Doing Things Wrong

Short-Scale Basses

Basses built with a short scale length of 30 inches.

Short-Scale Basses


Together with the guitar, this was the first of my modified Audiovox design to be completed. Solid poplar bodies, stained to look like walnut, with single bindings. Each pickguard used an entire sheet of material; only these two got the pearl treatment, the rest got much less expensive masonite pickguards.


This one is almost identical in construction to the Danelectro-style - masonite over chambered plywood body, masonite pickguard. The neck is purpleheart over maple, with plastic fret lines. The soundhole merely serves as a pickup mount, and the pickup was just insurance against never getting the intended piezo system to work. Eventually, I did get it to work, the piezo is incorporated in a modified bridge, and sounds great. 30" scale.


This one is a body-twin to the 12-string, but with a 30" bass neck. Everything about it is Danelectro - lipstick pickups wired in series, stacked controls, masonite pickguard, Danelectro bridge. The body is masonite over chambered plywood, oil-based poly over pearl paint.


These were my first two tries at a 325 bass. Both are plywood over pine hollow-bodies. The one on the left - #1 - used an experimental neck mounting that I didn't like. The one on the right - #2 - suffered a router mishap. I took all the good parts and built the solid-body, and both of these spent years on the scrap heap.


The body was traced directly off the guitar, finished in very dark brown poly with tan Tolex. The neck is a reissue that has lain around for years. The bridge was originally left-handed, a few minutes with a file and it was right-handed. The double lipstick is switchable series/parallel/single-coil, for some variety. This is my first dry-erase pickguard.

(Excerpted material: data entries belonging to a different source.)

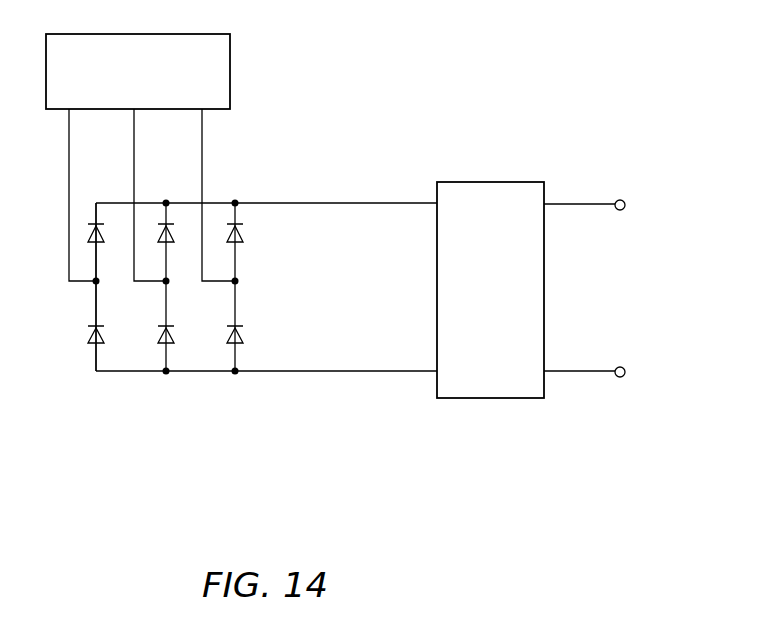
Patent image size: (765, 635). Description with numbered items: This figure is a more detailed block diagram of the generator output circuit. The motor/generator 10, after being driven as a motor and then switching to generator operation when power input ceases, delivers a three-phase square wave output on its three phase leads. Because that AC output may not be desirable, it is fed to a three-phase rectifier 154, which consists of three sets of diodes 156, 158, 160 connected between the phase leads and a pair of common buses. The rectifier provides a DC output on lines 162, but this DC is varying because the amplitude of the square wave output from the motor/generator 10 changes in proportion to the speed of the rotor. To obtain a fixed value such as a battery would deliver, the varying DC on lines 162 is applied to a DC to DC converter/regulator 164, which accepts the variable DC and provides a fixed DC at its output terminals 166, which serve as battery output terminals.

The motor/generator 10 is at (212, 34).
The three-phase rectifier 154 is at (141, 305).
The set of diodes 156 is at (90, 294).
The set of diodes 158 is at (160, 294).
The set of diodes 160 is at (230, 294).
The line 162 is at (398, 203).
The DC to DC converter/regulator 164 is at (527, 182).
The output terminals 166 is at (619, 200).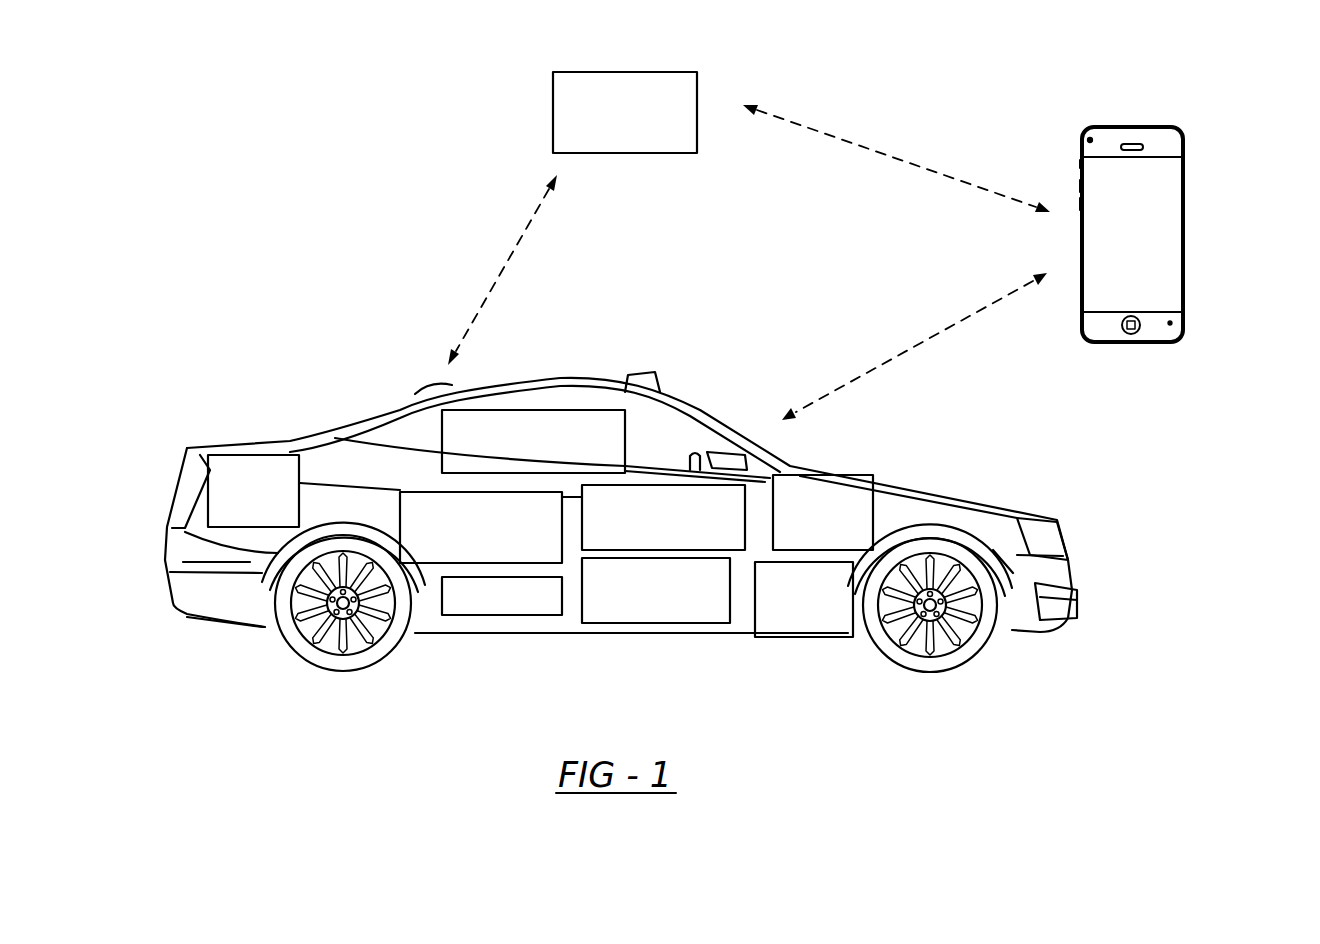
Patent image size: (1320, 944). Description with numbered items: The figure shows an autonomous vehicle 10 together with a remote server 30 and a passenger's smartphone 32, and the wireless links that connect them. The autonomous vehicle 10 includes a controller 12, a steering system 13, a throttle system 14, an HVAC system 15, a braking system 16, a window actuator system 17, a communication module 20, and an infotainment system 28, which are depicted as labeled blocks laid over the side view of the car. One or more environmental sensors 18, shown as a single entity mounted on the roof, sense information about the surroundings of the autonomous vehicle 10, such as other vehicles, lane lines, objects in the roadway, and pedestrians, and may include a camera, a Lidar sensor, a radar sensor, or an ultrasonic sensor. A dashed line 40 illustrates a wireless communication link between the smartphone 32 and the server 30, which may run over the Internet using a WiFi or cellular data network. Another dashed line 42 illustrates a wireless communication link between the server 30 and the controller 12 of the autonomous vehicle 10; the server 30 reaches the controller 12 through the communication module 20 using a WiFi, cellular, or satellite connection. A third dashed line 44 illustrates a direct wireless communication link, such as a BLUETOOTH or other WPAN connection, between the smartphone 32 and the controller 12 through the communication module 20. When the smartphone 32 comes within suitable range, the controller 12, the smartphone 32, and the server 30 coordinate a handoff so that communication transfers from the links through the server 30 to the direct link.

The autonomous vehicle 10 is at (279, 238).
The controller 12 is at (520, 615).
The steering system 13 is at (873, 512).
The throttle system 14 is at (838, 637).
The HVAC system 15 is at (682, 623).
The braking system 16 is at (285, 455).
The window actuator system 17 is at (577, 410).
The environmental sensors 18 is at (641, 375).
The communication module 20 is at (672, 485).
The infotainment system 28 is at (400, 512).
The server 30 is at (553, 102).
The smartphone 32 is at (1178, 233).
The wireless communication link 40 is at (852, 142).
The wireless communication link 42 is at (518, 247).
The wireless communication link 44 is at (948, 327).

This is probably the cheapest violin bass on earth, and I got a discount on top of that because it had a persistent buzz that turned out to be a bad string. "Brownsville" is a house brand for Sam Ash, where I bought it on a whim. The scale is about 30.5". It's a beauty, isn't it?


The Fender Bass VI was a bass for guitarists. It was basically a Jazzmaster body with a 30" short-scale bass neck and six mid-weight strings tuned EADGBE one octave below a guitar, or the same as a bass. The string spacing is such that it can only be played with a pick. You can look up the rest of the details. Danelectro actually invented the Bass VI, they were always willing to try new things while Fender and Gibson were just determined to deepen the rut they were in. Rickenbacker's rut is so deep they can't even see out of it.


This body was purchased on eBay from a parted-out guitar. Might have been a Squier, I don't remember. It was in pretty good shape, and I gave it a good polishing. The neck is hand-made, one of my first. The back is hand-picked Home Depot maple, the fretboard is pre-slotted rosewood from StewMac, I hadn't yet worked out how to make my own. If you cut the first two frets off a 34" fretboard, you end up with a 30" scale. That's about the limit with a pre-slotted fretboard though, as you start to run out of frets at the other end. The dots are 1/4" pearl from StewMac, expensive. The frets are probably pre-cut Fender.


This fretless sounds really cool, and is super-easy to play, as you no longer have to stretch your hand unnaturally just to make ordinary patterns. It is set up with flats I found in the junk box. Can anyone tell me what kind of strings have blue thread leaders? The intonation fell right in, which is surprising considering the bridge was previously set up for 25.5" guitar strings. ( Actually, how important is intonation on a fretless anyway? )


Uses the bottom four strings of a Bass VI set to get a low enough total string tension for the Strat tremolo to work.


This Strat bass is another of my early projects, an evolution of the first one. It uses basically the same neck, but mounted in the stock guitar neck pocket. This moves the bridge position adjacent to the old tremolo hole, but the expansive Mustang bridge plate covers it nicely. The pickguard looks stock, but is actually custom-made to cover the six stock bridge screw holes. If you can't get a Mustang bridge ( and you can't any more, ) you could extend the pickguard to cover all the guitar holes, or use a stock pickguard and just make a small bridge-sized cover. Or just leave the tremolo hole and keep your stash in it.


This is an Evets '90s-vintage original reissue, made in Korea. These reissues are actually much better instruments than the originals from the 1960s. While a copper-burst would be more authentic, I like the sky blue better. The newer reissues are even more true to the originals.